Quando o mangual de ferro negro orbitou a cabeça do titã, Quiteon recorreu à magia hieromântica para conjurar uma cunha etérea de energia que atingiu o titã no interior de seu cotovelo, de modo que seu braço se dobrou na junta. O impulso na ponte do mangual fez com que ele arqueasse sobre o ombro do titã, golpeando-o pelas costas. O titã caiu de joelhos, levantando a cabeça para rugir em agonia e raiva.

Isso era tudo do que Quiteon precisava. Ele saltou sobre um dos pilares, apenas para se virar e lançar-se no titã, com a lança na mão. A luz do sol atingiu a ponta da lança, cegando o titã durante sua aproximação, até que ele afundou a lança profundamente em seu peito, quebrando as máscaras dos Ressurgidos. Sangue escuro brotou ao redor da lança, e o titã respirou mais uma vez antes de desmoronar.

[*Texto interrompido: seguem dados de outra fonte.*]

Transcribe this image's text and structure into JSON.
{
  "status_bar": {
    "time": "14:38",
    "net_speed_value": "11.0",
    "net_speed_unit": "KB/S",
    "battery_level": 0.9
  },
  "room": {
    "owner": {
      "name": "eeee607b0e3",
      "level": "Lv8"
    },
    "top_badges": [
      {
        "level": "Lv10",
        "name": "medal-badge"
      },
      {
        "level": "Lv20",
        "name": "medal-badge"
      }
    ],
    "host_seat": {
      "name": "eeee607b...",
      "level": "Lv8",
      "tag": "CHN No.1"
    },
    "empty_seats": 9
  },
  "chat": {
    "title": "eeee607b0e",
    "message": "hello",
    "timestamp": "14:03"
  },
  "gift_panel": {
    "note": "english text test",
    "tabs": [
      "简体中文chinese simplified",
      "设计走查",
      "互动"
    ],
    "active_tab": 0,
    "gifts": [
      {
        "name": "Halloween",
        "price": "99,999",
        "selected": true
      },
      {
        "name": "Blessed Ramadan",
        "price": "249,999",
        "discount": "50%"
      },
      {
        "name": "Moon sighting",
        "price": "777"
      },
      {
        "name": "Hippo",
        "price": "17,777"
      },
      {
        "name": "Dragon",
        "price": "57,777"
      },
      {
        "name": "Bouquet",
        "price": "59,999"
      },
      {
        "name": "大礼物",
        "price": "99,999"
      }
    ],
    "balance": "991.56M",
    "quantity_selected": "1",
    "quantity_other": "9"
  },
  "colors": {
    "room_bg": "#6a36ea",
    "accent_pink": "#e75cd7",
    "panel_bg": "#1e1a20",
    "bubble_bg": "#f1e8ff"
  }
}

Quiteon rolou do titã caído. A provação está concluída, ele pensou. A missão de Heliode está cumprida. Ácros está salva.

Ele recuperou sua lança e se voltou para os Subversivos. Aqui estavam eles, um bando de garotos do Alojamento dos Forasteiros. Juntos, eles haviam quebrado o domínio dos senhores do crime no Alojamento, defendido Ácros de hordas de monstros vorazes e destruído um titã a serviço de um deus em nome de outro deus. Eles eram seus companheiros, sua família e seus termos para aceitar a Provação do Deus Sol. Sozinho, ele era forte e habilidoso. Mas junto de seus Subversivos, o que eram as disputas dos deuses?

Em sua visão periférica, Quiteon viu o horizonte se mover. Quando ele olhou, viu duas nuvens de fumaça subindo para o céu, sua fonte era um par de olhos escuros. Érebo, Deus dos Mortos, pairava sobre a paisagem, uma testemunha da derrota de seu servo. Um vapor preto, retinto, erguia-se dos olhos escuros dispostos no rosto indiferente do deus.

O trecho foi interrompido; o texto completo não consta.